Jane smoothed the hat’s veil. “I wouldn’t say that, my lady. He comes to call on Lady Avebury about the bazaar all the time, and he always asks after you. Rose said he was very disappointed yesterday to hear you had gone to the village.”
Cecilia shook her head. “I’m sure Mr. Brown knows I would make a terrible vicar’s wife. I am far too unorganized and scatty.”
“I don’t know, my lady.” Jane held out a navy blue shawl. “A vicar’s wife should be caring and concerned about people, and you have that in spades.”

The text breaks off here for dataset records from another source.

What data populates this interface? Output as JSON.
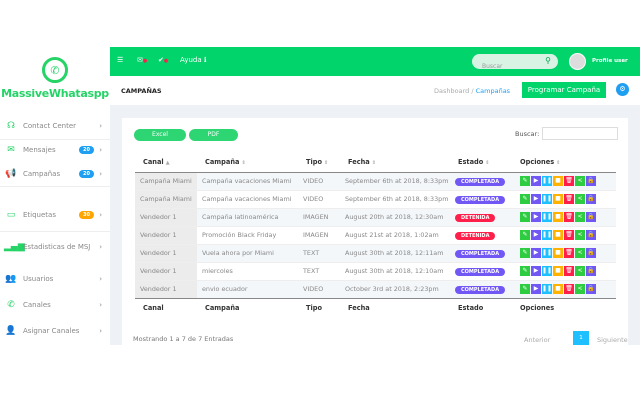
{
  "brand": {
    "name": "MassiveWhataspp",
    "color": "#25d366"
  },
  "sidebar": {
    "items": [
      {
        "label": "Contact Center",
        "icon": "headset-icon"
      },
      {
        "label": "Mensajes",
        "icon": "envelope-icon",
        "badge": "20",
        "badge_color": "#1e9ff2"
      },
      {
        "label": "Campañas",
        "icon": "megaphone-icon",
        "badge": "20",
        "badge_color": "#1e9ff2"
      },
      {
        "label": "Etiquetas",
        "icon": "tag-icon",
        "badge": "30",
        "badge_color": "#ffa502"
      },
      {
        "label": "Estadisticas de MSJ",
        "icon": "signal-icon"
      },
      {
        "label": "Usuarios",
        "icon": "users-icon"
      },
      {
        "label": "Canales",
        "icon": "phone-icon"
      },
      {
        "label": "Asignar Canales",
        "icon": "user-assign-icon"
      }
    ]
  },
  "topbar": {
    "help": "Ayuda",
    "search_placeholder": "Buscar",
    "profile": "Profile user"
  },
  "page": {
    "title": "CAMPAÑAS",
    "breadcrumb": [
      "Dashboard",
      "Campañas"
    ],
    "primary_button": "Programar Campaña"
  },
  "table": {
    "export_buttons": [
      "Excel",
      "PDF"
    ],
    "search_label": "Buscar:",
    "columns": [
      "Canal",
      "Campaña",
      "Tipo",
      "Fecha",
      "Estado",
      "Opciones"
    ],
    "rows": [
      [
        "Campaña Miami",
        "Campaña vacaciones Miami",
        "VIDEO",
        "September 6th at 2018, 8:33pm",
        "COMPLETADA"
      ],
      [
        "Campaña Miami",
        "Campaña vacaciones Miami",
        "VIDEO",
        "September 6th at 2018, 8:33pm",
        "COMPLETADA"
      ],
      [
        "Vendedor 1",
        "Campaña latinoamérica",
        "IMAGEN",
        "August 20th at 2018, 12:30am",
        "DETENIDA"
      ],
      [
        "Vendedor 1",
        "Promoción Black Friday",
        "IMAGEN",
        "August 21st at 2018, 1:02am",
        "DETENIDA"
      ],
      [
        "Vendedor 1",
        "Vuela ahora por Miami",
        "TEXT",
        "August 30th at 2018, 12:11am",
        "COMPLETADA"
      ],
      [
        "Vendedor 1",
        "miercoles",
        "TEXT",
        "August 30th at 2018, 12:10am",
        "COMPLETADA"
      ],
      [
        "Vendedor 1",
        "envio ecuador",
        "VIDEO",
        "October 3rd at 2018, 2:23pm",
        "COMPLETADA"
      ]
    ],
    "status_colors": {
      "COMPLETADA": "#7158f5",
      "DETENIDA": "#ff1f4b"
    },
    "options": [
      {
        "icon": "edit-icon",
        "color": "#2ecc40"
      },
      {
        "icon": "play-icon",
        "color": "#7158f5"
      },
      {
        "icon": "pause-icon",
        "color": "#1ec0ff"
      },
      {
        "icon": "stop-icon",
        "color": "#ffb300"
      },
      {
        "icon": "trash-icon",
        "color": "#ff1f4b"
      },
      {
        "icon": "share-icon",
        "color": "#2ecc40"
      },
      {
        "icon": "lock-icon",
        "color": "#7158f5"
      }
    ],
    "info": "Mostrando 1 a 7 de 7 Entradas",
    "pagination": {
      "prev": "Anterior",
      "current": "1",
      "next": "Siguiente"
    }
  }
}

“Do you really think so, Jane?” Cecilia asked hopefully.
“Of course. You’re always the first to offer help, to organize a fundraiser or take donations to people’s homes, to rescue a kitten and run a charity bazaar, even when you don’t want to. You even want to help women get their rightful votes.”

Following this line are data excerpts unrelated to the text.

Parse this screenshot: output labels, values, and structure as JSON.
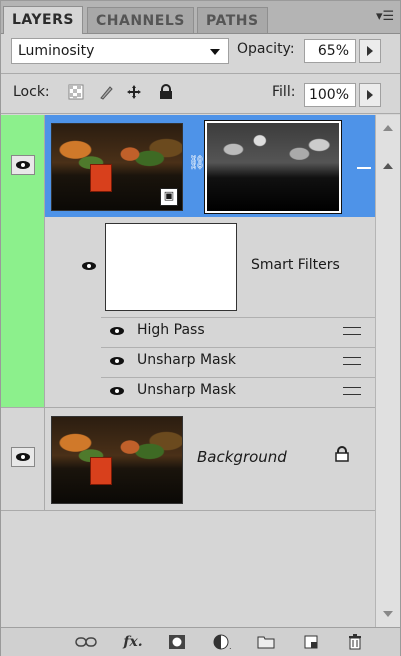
{
  "tabs": [
    {
      "label": "LAYERS",
      "active": true
    },
    {
      "label": "CHANNELS",
      "active": false
    },
    {
      "label": "PATHS",
      "active": false
    }
  ],
  "blend_mode": "Luminosity",
  "opacity": {
    "label": "Opacity:",
    "value": "65%"
  },
  "lock": {
    "label": "Lock:",
    "icons": [
      "lock-transparent-pixels-icon",
      "lock-image-pixels-icon",
      "lock-position-icon",
      "lock-all-icon"
    ]
  },
  "fill": {
    "label": "Fill:",
    "value": "100%"
  },
  "layers": [
    {
      "name": "",
      "type": "smart-object",
      "selected": true,
      "visible": true
    },
    {
      "name": "Background",
      "type": "background",
      "selected": false,
      "visible": true,
      "locked": true
    }
  ],
  "smart_filters": {
    "label": "Smart Filters",
    "items": [
      {
        "name": "High Pass"
      },
      {
        "name": "Unsharp Mask"
      },
      {
        "name": "Unsharp Mask"
      }
    ]
  },
  "bottom_icons": [
    "link-layers-icon",
    "layer-style-fx-icon",
    "add-mask-icon",
    "adjustment-layer-icon",
    "new-group-icon",
    "new-layer-icon",
    "delete-layer-icon"
  ],
  "colors": {
    "selection": "#4e93e8",
    "visibility_highlight": "#8cf08c"
  }
}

“But could a vicar’s wife really attend suffrage meetings?”
“Are you going back to see the Prices, then?”
“Yes. Apart from anything else, Mrs. Price promised to show me how to ride a bicycle.”
Jane handed Cecilia her handbag and parasol with a grin. “A bicycle would be an excellent way for a vicar’s wife to visit parishioners, my lady.”
Cecilia laughed. “Oh, Jane! Then you should marry Mr. Brown’s new curate, and we could make a parishioner-visiting, mystery-solving team.”
“Except you would never get me on a bicycle, my lady.”
A knock sounded on the door. “The car is waiting downstairs, my lady,” Redvers called.
“Thank you, Redvers, we will be there directly,” Cecilia answered. “And as for you, Jane—no more teasing! I have no intention of getting married just yet. I have a few things to do first.”
If only she knew what those things could really be . . .
* * *
St. Swithin’s Church in Danby Village was not the most elegant church in the county, perhaps—it was too square, too plain, too solid, an old Norman church that had once
formed the chapel of a larger monastery that had long ago been swallowed by the village. Yet Cecilia had always loved it, loved its quiet solidity, its hushed coolness within the thick ancient walls, the scent of candle smoke, flowers, and old dust from the prayer books. One of the stained glass windows, the largest over the altar, was in memory of her great-grandfather, who had restored the old bell tower and bought a new organ, and generations of Bateses lay in the vault beneath the stone floors and in the churchyard. When she was a little girl, she had imagined they would gather close and listen to the hymns with her.
Today, as she filed in behind her mother to the Bateses’ pew just below the spiral staircase to the carved lectern, her thoughts were on more worldly concerns. On the future, and her place in it. She glanced across the aisle to see Amelia and Anne Price, along with Cora Black, all dressed in stylish London fashions for the service, though Amelia’s hat was by far the largest of anyone’s except Lady Byswater’s. Cecilia didn’t see the Winters anywhere.
She waved at Amelia, who smiled and waved back with her lace-gloved hand, but there was no time for any other pleasantries as the organ signaled the opening hymn. Lady Byswater usually played the opening songs, while Cecilia played the interlude. She opened her prayer book and rose to her feet with everyone else as Mr. Brown and his new curate (who was handsome, and would look quite nicely next to Jane) processed down the aisle.
Mr. Brown, too, was good-looking, Cecilia had to admit. Tall and classically handsome, with glossy brown hair and a kind smile, the sort of vicar who might appear in a romantic novel. Not a Mr. Collins in the Austen vein at all. He also seemed kind and cheerful, energetic in his duties, and certainly hardworking. Their last vicar had been at St. Swithin’s for decades and had long since lost the energy to even deliver a coherent sermon, let alone perform the charitable work of the neighborhood. Mr. Brown had come like a fresh breeze through Danby, energizing not only the church but the school, the WI, and all the charitable committees.